Several other medications were also reported in included studies while the results are conflicting. Although the usual steroids prophylaxis may protect pregnancies against the risks of premature rupture of membranes, preterm delivery and foetal growth restriction, some steroids may delay the virus clearance or cause hyperglycaemic status in pregnant subjects. Based on the WHO reports, antenatal administration of short time and low doses of dexamethasone (in C category) (or betamethasone) with blood glucose monitoring would be beneficial, safe and without any adverse maternal/foetal outcomes.[9],[34],[39],[60] UpToDate also suggested the use of glucocorticoids (dexamethasone or betamethasone followed by either prednisolone or hydrocortisone) for maternal treatment of COVID-19 in pregnant women with increased risk of preterm delivery at 24 + 0 and 33 + 6 weeks of gestation.[50] On the contrary, a study reported that the use of high doses of corticosteroids should be postponed after delivery because of its possible effects on foetal malformation or low birth weight.[20]

Concerning the thrombotic nature of pregnancy, prophylaxis with low-molecular-weight heparin was also recommended for all hospitalised positive COVID-19 pregnant women without a clear contraindication. Furthermore, this treatment was also recommended to continue for 2 weeks after hospitalisation based on D-dimer levels.[9],[34],[39],[44],[48],[50],[51],[52],[55] However, other investigations indicated that the efficacy of low-molecular-weight heparin to improve the prenatal outcomes in pregnancies complicated with severe COVID-19 requires further investigation before formal recommendation.[35],[62]

Antibacterial agents such as amoxicillin, ceftriaxone and azithromycin (belongs to class B by FDA) were also recommended for COVID-19 pregnant cases with secondary bacterial infection or comorbidities.[9],[27],[30],[44] Host-directed therapy and immunomodulatory agents such as tocilizumab, sarilumab, siltuximab, infliximab, colchicine, metformin, statins, glitazones and pioglitazone were also used in cases with cytokines storm while data regarding the use of these pharmacological agents in pregnancy are very limited.[2],[9],[11],[28],[39] Arbidol with antiviral effects by inhibition of enveloped virus membrane fusion has also been administered for pregnant women with COVID-19, but its safety during pregnancy needs further investigation.[2],[8],[16],[20],[35] An investigation suggested that due to no adequate related data, arbidol should not be recommended for pregnant women.[44] Ivermectin (in category C) as an anti-parasitic agent may show inhibitory effects on viral replication resulting in the reduction of viral load; however, due to a lack of convincing evidence regarding its safety, it is not recommended for pregnant women.[60] Herbal medicines such as Jinyebaidu, granules and Lianhuaqingwen were also recommended by few studies, while more evidence is needed to confirm the safety of these traditional medicines for the treatment of COVID-19 in pregnant women.[12],[15]


  Discussion Top


In the present study, we reviewed lots of published evidence (until February 2021) for drug selection, their effectiveness and safety during pregnancy that may provide useful, informative data.

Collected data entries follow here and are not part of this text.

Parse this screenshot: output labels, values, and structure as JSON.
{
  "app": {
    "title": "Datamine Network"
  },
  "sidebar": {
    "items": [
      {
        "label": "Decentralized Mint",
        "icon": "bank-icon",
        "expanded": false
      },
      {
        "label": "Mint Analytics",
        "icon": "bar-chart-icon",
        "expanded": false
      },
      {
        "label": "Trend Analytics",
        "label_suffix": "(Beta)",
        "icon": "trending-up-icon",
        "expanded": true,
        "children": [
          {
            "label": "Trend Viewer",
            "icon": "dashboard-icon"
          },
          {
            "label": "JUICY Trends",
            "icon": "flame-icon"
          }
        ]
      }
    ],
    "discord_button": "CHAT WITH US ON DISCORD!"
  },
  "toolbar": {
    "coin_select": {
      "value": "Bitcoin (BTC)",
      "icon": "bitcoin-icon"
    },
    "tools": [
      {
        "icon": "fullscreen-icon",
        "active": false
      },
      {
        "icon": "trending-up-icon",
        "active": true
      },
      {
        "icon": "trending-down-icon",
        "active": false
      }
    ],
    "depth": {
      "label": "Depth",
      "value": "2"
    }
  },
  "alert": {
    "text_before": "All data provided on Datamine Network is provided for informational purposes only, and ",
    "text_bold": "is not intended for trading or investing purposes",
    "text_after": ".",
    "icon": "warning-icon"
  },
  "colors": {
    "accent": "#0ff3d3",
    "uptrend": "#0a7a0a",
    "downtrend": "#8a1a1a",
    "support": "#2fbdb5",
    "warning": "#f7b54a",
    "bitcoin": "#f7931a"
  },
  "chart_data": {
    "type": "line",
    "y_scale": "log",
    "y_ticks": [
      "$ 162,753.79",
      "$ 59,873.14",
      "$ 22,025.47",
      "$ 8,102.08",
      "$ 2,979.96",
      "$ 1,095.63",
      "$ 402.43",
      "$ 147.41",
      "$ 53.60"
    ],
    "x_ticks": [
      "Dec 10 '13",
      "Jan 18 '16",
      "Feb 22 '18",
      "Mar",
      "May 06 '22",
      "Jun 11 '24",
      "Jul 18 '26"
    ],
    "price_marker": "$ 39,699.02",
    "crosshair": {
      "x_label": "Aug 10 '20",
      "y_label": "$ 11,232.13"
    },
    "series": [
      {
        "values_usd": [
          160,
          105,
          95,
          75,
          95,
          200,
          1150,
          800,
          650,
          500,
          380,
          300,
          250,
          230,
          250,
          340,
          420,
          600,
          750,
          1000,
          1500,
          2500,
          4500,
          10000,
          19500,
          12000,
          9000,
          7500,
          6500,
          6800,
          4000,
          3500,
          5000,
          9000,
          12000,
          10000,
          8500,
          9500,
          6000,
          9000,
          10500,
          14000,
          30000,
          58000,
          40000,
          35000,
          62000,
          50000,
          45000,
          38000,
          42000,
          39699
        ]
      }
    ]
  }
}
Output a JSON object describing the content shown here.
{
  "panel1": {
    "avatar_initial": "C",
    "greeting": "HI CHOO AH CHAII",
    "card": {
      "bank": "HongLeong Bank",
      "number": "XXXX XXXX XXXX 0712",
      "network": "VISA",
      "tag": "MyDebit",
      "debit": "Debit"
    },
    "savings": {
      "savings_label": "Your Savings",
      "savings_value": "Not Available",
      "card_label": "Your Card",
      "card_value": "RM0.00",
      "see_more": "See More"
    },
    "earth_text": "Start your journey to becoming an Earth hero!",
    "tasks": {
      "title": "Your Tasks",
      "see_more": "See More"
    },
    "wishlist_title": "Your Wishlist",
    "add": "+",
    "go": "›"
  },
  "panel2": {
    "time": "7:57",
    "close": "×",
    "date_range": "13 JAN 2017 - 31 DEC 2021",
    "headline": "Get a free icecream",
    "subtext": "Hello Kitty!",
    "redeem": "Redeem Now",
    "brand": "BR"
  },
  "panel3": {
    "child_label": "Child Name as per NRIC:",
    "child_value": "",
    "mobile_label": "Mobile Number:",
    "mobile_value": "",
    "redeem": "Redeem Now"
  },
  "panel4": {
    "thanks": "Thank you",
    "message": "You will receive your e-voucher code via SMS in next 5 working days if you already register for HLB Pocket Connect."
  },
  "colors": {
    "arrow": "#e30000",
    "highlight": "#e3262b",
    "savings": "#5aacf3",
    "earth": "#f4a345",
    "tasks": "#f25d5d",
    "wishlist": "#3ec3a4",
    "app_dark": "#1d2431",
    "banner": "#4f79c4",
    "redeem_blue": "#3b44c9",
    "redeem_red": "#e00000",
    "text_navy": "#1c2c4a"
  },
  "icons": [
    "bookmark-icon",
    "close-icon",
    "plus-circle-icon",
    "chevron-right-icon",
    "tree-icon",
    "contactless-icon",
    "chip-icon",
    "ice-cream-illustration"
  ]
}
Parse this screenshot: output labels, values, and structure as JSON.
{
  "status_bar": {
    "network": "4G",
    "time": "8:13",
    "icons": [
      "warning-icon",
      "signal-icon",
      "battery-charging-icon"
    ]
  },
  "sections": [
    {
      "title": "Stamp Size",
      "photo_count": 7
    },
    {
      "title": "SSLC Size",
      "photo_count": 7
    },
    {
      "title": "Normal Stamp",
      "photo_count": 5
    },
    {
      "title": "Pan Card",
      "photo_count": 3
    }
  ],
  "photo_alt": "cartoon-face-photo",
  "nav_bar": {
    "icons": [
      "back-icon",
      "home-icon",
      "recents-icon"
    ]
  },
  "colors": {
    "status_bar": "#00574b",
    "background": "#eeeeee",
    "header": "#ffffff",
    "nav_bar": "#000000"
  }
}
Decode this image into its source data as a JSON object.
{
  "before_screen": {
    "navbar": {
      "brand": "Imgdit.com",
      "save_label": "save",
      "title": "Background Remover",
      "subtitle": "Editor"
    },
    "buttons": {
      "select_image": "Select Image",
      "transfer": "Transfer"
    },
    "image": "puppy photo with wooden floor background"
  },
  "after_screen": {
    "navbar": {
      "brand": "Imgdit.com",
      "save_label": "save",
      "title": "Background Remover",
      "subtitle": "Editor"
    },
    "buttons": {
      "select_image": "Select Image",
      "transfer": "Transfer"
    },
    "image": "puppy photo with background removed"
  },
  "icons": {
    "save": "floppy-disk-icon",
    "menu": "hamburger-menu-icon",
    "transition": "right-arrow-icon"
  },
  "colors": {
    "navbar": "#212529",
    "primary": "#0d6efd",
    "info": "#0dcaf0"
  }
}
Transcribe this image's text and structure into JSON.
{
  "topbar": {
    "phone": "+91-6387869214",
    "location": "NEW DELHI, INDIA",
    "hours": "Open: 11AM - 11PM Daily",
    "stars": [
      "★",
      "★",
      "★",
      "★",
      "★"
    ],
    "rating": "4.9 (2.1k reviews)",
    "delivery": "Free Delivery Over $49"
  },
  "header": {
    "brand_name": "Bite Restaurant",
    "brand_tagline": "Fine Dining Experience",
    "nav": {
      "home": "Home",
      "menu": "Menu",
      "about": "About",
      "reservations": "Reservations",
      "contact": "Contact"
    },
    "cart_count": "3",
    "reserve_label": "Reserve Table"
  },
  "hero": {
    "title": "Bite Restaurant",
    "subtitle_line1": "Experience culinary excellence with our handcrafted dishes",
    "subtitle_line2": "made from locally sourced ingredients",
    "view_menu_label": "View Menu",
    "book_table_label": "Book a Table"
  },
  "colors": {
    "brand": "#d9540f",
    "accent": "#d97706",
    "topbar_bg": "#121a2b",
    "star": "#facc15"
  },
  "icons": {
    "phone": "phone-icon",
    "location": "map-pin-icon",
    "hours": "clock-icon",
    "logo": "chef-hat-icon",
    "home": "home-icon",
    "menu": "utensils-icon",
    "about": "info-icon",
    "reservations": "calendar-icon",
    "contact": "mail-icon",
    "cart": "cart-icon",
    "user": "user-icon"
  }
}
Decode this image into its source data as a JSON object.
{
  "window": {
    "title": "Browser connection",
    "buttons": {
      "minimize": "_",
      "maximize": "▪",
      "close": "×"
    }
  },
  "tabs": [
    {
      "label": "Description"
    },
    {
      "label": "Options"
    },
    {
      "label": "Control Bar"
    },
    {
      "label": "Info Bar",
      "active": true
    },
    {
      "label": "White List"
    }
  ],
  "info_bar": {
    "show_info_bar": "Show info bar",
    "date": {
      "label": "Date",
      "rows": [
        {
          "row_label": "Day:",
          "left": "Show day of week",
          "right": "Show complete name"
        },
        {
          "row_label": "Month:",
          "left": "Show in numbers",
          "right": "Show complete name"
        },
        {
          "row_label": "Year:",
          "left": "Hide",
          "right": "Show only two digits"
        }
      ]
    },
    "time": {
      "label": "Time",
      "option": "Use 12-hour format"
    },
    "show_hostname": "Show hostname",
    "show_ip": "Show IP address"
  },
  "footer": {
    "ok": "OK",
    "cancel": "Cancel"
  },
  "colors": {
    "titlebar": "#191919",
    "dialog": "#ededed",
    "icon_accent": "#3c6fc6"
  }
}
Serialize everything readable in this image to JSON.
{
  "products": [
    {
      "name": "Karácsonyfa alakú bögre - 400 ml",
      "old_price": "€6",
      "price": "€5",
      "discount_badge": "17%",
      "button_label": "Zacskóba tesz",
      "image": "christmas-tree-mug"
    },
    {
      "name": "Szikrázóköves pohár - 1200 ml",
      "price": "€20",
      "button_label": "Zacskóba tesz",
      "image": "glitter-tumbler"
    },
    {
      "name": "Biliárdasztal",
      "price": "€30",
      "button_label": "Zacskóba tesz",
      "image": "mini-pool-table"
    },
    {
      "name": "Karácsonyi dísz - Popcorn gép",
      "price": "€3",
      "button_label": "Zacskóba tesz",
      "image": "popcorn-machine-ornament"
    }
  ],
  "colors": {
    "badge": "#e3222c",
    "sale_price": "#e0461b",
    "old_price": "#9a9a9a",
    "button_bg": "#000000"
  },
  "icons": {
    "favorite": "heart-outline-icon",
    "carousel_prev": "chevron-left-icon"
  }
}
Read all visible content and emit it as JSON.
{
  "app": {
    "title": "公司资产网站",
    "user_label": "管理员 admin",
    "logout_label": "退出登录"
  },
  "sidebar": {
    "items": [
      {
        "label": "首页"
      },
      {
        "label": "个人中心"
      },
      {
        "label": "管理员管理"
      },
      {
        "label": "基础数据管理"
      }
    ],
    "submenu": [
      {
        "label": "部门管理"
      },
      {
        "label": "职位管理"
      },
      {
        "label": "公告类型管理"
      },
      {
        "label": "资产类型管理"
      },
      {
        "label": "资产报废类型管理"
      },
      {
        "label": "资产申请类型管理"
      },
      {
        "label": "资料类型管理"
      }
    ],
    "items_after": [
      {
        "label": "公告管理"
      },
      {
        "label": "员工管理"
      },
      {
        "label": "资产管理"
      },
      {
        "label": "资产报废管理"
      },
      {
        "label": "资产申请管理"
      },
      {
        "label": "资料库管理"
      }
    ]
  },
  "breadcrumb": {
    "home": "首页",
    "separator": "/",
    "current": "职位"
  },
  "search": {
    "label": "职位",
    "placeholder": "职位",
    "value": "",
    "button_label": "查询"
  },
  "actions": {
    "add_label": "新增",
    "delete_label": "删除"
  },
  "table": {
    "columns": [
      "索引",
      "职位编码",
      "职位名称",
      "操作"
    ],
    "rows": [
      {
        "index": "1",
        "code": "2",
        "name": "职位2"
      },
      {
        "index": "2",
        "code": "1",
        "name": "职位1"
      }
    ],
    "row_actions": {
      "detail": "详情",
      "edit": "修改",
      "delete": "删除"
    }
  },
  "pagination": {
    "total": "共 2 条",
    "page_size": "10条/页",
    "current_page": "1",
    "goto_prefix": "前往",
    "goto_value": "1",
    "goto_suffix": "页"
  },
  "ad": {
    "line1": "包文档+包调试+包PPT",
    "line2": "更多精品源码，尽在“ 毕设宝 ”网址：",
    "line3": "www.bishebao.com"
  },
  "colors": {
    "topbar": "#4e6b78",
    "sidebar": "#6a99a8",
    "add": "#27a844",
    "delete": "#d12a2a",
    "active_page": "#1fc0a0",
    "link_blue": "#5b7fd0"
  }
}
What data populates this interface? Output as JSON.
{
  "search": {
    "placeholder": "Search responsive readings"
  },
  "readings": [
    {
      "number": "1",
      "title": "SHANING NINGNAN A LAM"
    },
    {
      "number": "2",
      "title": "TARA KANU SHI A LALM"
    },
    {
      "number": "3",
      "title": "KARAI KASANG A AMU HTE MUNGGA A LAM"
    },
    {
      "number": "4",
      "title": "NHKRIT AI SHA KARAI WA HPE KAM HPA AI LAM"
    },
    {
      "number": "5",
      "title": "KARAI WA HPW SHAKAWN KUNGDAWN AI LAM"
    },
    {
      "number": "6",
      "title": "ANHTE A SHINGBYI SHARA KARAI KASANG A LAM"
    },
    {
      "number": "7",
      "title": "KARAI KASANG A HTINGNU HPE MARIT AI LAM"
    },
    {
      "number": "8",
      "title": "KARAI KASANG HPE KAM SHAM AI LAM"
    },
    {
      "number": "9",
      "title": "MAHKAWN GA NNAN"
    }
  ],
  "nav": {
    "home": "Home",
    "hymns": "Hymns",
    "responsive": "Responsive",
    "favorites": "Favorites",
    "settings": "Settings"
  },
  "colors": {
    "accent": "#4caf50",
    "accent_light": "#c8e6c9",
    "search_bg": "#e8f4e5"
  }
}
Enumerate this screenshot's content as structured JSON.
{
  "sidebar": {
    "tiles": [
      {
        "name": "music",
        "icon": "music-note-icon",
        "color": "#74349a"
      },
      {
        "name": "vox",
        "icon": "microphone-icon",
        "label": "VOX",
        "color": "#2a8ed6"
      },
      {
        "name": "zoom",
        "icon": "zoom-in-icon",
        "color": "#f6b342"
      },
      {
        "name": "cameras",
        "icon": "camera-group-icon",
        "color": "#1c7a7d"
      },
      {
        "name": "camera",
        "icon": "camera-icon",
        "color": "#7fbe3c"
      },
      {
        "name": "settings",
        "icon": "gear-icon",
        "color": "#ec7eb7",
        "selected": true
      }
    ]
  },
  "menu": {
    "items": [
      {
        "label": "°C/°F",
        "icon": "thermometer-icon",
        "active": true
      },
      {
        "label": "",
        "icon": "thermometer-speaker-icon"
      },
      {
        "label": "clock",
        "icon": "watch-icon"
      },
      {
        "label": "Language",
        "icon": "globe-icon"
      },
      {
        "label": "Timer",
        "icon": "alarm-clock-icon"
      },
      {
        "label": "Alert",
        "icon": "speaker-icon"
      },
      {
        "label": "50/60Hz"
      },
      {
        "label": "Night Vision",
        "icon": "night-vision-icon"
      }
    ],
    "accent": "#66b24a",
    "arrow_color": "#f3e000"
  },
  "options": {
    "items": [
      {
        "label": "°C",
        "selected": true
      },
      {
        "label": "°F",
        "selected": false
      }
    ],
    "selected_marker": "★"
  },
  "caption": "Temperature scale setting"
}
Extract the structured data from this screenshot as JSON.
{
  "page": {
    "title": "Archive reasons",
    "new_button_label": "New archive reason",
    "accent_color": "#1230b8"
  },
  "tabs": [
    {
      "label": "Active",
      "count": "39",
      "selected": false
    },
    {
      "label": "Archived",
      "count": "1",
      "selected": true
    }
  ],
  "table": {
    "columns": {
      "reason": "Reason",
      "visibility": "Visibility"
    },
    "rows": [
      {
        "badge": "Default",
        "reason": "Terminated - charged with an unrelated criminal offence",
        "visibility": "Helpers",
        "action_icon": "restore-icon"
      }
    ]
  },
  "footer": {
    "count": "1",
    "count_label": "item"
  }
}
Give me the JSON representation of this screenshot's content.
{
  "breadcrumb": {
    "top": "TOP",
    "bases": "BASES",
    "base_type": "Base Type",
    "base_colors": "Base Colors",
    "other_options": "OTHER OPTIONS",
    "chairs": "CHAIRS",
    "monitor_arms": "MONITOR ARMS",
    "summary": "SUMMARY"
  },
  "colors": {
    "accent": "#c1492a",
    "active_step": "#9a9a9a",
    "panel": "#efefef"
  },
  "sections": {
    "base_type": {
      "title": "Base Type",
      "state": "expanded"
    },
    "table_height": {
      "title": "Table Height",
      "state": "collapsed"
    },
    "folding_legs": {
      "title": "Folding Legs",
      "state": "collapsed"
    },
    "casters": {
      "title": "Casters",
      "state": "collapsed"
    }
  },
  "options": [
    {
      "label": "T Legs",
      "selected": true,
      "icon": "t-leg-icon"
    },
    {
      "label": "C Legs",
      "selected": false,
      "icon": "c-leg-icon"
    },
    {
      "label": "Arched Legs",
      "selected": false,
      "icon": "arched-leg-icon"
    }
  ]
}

The results of the present study indicated conflicting findings of a number of investigations and trials that are still debating different therapeutic regimens. Administered medications have been rapidly evolved during the COVID-19 pandemic, and different treatment modalities were added. Earlier studies have indicated the beneficial effects without adverse maternal/foetal outcomes regarding the use of anti-HIV, antimalarial and antiviral agents such as lopinavir/ritonavir, chloroquine, chloroquine phosphate, hydroxychloroquine and remdesivir during pregnancy. At the same time, the recent investigation focused on the therapeutics effects of immunomodulatory agents, plasma of convalescent subjects and immune system activators. Antibacterial, anti-thrombotic and steroid prophylaxis have also been reported by several included studies as useful treatments preventing secondary bacterial infection, comorbidities, thrombotic events, premature rupture of membranes and preterm delivery.

It should be mentioned that until now, there are no unique antiviral medications approved by both the FDA and WHO for the treatment of COVID-19 during pregnancy. In October 2020, the WHO reported little or no therapeutic effects related to remdesivir, hydroxychloroquine, lopinavir/ritonavir and IFN regimens on the decrease of mortality or improvement of hospitalised COVID-19 patients[71] while the FDA approved remdesivir for the treatment of COVID-19 in adult and paediatric patients older than 12 years.[70] These controversies show that we still need further investigation and trials determining the effective antiviral drugs for use in pregnancy.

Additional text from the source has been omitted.